Die fünf Hindernisse
oder: Auf den Spuren von Buddhas bestem Meditationsjünger
Vortragsreihe „Meditation“, Teil III
von Horst Gunkel bei Meditation am Obermarkt, Gelnhausen
zuletzt geändert am 8. Oktober 2019
Einst
ließ sich der beste Meditationsmeister unter den Jünger des Buddha,
einer seiner beiden Hauptjünger, abseits einer Ortschaft am Rande eines
Mangohaines zur Meditation nieder. Zahlreiche andere Mönche taten es
ihm gleich.
Doch
alsbald wurde die nachmittägliche Meditationsruhe der Mönche jäh
gestört, denn der Krieg war ausgebrochen und der König zog mit seinen
Truppen lärmend dem Schlachtfeld entgegen: vorneweg die königlichen
Fanfarenbläser, die, wo immer sie Leute sahen, ihre Fanfaren erschallen
ließen und vom bevorstehenden Sieg berichteten; alsdann die Fußtruppen,
angeführt von Posaunenbläsern und Trommlern, danach die Kriegselefanten
mit den hohen Offizieren und auch dem Raja, dem Herrscher selbst. Es
folgte die Kavallerie, hoch zu Ross, zwischendrin immer wieder
Paukenschläger, die den Marschrhythmus bestimmten. Die Fußtruppen
ließen furcht- oder muteinflößende Kampfgesänge erschallen. Und am Ende
des Trosses eine große Schar von Marketenderinnen mit ihren Kindern und
von Huren, die alle auch auf ihre Weise vom Kriege profitieren wollten.

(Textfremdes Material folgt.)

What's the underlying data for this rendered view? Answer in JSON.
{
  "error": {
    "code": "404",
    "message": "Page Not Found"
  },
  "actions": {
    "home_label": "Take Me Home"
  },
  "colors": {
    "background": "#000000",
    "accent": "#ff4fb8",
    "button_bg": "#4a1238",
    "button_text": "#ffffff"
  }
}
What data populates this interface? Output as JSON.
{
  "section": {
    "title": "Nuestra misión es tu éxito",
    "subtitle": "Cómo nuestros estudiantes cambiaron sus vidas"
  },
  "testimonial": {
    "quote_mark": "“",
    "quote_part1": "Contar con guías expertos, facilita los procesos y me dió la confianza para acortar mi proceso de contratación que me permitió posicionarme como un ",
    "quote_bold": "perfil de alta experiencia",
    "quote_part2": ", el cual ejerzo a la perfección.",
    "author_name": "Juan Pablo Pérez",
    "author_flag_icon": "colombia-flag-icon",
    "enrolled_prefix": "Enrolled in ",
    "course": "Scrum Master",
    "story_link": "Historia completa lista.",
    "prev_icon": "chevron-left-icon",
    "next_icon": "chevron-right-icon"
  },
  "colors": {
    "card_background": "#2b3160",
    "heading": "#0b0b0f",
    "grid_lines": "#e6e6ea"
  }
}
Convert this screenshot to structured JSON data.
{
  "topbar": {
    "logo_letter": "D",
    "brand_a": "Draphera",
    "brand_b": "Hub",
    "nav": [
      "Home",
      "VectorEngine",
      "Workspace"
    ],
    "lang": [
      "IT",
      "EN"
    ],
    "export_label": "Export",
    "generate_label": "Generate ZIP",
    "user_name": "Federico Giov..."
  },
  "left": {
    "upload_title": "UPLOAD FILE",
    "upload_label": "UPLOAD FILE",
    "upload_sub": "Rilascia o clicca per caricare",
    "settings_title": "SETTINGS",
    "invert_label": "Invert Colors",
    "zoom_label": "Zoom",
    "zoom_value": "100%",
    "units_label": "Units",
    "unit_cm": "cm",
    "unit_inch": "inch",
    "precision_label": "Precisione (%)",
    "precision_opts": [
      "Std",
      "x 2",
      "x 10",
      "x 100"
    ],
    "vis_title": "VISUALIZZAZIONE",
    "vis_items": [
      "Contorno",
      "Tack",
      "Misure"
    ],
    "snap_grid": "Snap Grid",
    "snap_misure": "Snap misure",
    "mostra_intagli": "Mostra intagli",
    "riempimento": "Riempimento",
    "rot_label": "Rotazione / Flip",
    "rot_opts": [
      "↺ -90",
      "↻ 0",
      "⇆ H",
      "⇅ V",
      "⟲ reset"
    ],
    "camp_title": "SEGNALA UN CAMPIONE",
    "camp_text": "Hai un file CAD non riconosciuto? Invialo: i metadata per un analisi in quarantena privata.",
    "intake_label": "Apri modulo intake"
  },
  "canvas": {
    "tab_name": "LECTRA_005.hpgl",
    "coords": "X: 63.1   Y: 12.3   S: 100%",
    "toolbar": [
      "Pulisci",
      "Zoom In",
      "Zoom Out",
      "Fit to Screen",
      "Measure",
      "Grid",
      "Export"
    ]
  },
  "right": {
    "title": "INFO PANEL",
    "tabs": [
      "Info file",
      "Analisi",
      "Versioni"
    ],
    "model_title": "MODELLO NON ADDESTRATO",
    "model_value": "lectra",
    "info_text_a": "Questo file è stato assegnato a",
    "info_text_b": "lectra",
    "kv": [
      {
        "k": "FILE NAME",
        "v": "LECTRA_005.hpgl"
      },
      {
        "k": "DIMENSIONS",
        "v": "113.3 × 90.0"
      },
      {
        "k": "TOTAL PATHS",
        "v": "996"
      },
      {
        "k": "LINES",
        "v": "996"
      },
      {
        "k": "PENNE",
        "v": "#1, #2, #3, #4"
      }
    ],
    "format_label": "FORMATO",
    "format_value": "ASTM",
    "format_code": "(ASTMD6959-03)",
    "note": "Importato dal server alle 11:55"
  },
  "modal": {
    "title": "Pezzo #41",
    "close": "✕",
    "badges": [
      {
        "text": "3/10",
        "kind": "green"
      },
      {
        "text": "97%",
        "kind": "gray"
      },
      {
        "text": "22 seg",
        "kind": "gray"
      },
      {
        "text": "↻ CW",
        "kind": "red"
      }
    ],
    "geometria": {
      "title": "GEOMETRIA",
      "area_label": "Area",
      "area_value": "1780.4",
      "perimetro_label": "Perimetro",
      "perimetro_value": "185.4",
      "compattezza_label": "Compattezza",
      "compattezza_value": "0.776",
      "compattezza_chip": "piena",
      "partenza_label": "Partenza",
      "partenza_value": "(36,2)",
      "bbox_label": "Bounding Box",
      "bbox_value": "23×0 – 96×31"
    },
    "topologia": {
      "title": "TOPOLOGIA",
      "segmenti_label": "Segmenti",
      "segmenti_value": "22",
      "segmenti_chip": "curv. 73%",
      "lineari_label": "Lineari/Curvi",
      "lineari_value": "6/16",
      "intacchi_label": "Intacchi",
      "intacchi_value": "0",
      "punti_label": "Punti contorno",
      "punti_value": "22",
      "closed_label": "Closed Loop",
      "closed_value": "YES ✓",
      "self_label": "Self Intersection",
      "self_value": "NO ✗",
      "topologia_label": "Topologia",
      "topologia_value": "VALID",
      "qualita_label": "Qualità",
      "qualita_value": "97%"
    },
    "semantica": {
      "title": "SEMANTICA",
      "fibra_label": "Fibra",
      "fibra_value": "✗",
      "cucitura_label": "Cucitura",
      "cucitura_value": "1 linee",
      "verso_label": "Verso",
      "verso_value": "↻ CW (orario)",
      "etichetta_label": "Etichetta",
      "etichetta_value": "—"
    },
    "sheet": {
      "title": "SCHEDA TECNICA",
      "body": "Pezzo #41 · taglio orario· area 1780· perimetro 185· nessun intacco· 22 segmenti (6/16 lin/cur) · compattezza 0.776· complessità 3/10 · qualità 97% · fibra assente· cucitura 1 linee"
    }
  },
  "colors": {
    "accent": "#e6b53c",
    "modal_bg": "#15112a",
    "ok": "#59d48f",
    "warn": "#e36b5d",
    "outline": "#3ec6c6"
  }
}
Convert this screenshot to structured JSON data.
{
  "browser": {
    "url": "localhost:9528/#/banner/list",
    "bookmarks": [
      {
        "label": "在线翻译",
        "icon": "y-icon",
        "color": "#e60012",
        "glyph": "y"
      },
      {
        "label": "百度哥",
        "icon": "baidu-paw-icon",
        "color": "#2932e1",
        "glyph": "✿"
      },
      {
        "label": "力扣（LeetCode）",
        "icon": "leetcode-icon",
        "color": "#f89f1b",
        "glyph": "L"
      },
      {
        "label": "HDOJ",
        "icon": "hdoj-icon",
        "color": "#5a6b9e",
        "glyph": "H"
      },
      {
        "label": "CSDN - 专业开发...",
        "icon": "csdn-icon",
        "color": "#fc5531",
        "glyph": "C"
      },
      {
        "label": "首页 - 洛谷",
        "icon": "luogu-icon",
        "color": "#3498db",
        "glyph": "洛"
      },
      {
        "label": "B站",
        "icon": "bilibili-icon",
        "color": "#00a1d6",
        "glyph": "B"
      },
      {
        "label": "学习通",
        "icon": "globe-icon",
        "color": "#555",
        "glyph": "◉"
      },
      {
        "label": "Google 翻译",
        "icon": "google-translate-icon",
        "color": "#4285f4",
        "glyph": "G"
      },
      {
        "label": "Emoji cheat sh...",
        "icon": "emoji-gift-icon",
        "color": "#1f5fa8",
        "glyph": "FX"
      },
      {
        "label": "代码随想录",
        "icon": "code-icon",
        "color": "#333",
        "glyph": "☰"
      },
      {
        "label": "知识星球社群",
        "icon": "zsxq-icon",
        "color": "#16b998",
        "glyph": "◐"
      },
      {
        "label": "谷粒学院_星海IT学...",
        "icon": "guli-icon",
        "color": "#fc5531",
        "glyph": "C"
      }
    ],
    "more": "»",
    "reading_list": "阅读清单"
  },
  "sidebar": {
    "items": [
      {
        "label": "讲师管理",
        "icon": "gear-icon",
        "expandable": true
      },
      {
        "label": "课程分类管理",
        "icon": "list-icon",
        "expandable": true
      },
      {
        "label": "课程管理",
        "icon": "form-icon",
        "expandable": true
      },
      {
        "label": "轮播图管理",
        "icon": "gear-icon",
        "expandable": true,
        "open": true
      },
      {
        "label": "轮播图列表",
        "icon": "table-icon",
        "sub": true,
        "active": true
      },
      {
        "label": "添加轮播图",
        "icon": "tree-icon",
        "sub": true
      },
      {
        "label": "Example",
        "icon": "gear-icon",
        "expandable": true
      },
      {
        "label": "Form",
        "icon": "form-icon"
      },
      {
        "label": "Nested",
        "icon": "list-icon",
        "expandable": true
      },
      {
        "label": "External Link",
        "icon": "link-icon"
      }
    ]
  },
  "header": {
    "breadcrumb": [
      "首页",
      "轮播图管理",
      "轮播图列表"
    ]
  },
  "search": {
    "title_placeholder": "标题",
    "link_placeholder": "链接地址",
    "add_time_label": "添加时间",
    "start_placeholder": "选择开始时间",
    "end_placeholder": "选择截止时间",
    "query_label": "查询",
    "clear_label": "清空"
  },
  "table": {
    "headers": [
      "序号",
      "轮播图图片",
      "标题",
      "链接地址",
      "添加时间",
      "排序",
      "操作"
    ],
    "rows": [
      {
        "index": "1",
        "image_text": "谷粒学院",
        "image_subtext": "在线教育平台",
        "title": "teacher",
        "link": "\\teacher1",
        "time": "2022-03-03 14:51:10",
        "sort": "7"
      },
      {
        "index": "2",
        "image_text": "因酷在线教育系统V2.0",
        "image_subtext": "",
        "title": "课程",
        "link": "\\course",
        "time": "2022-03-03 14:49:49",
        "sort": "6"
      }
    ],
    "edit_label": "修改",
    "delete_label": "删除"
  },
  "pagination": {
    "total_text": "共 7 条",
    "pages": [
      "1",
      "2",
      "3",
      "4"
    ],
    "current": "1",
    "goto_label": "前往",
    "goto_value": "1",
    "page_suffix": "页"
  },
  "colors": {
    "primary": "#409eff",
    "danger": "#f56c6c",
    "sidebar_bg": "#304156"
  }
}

Es war ein unglaubliches Lärmen, Schreien, Musizieren, sodass die
Mönche ihre Meditation unterbrochen hatten und das seltsame Treiben
betrachteten.
Nur einer hatte seine Meditation nicht unterbrochen, der ehrwürdige
Mahamoggalana, der Meditationsmeister. Ungerührt saß er, ein seliges
Lächeln auf den Lippen, in perfekter Meditationshaltung, noch eine
weitere Stunde lang. Und dann, als er seine Meditation beendet hatte,
seine Glieder vorsichtig bewegte und sich von seinem Khammantana,
seinem Meditationssitz, seinem Arbeitsplatz, erhob, fragte ihn einer
der anderen Mönche: „Sag Moggalana, wie schaffst du das, bei einem
solchen Lärm ungerührt in Meditation zu verweilen?“ Dieser aber
antwortete nur „Lärm? Was für ein Lärm?“
Schade,
sicher hättet ihr gerne Mahamoggalanas Antwort auf die Frage „wie
schaffst du das?“ gewusst und dann hinterher anzuwenden versucht. Das
Dumme ist nur: solche Patentrezepte gibt es nicht. Stattdessen möchte
ich euch mitnehmen auf eine kleine Zeitreise, noch einmal zwanzig Jahre
vor dem eben geschilderten Ereignis. Beide Geschichten sind übrigens
keineswegs ausgedacht, sondern im Pali-Kanon belegt. Damals, also
zwanzig Jahre vor dem oben erwähnten Kriegszug, war der frisch
ordinierte Moggalana
- er hatte damals natürlich noch nicht seinen Beinamen „Maha- der
Große“ - zusammen mit seinem Freund Sariputra kurz vorher beim Buddha
aufgetaucht, und dieser hatte ihnen auch für Anfänger geeignete
Meditationstechniken beigebracht. Es ist nicht überliefert, welche dies
waren, möglicherweise die Vergegenwärtigungen des Atems und die metta bhvana.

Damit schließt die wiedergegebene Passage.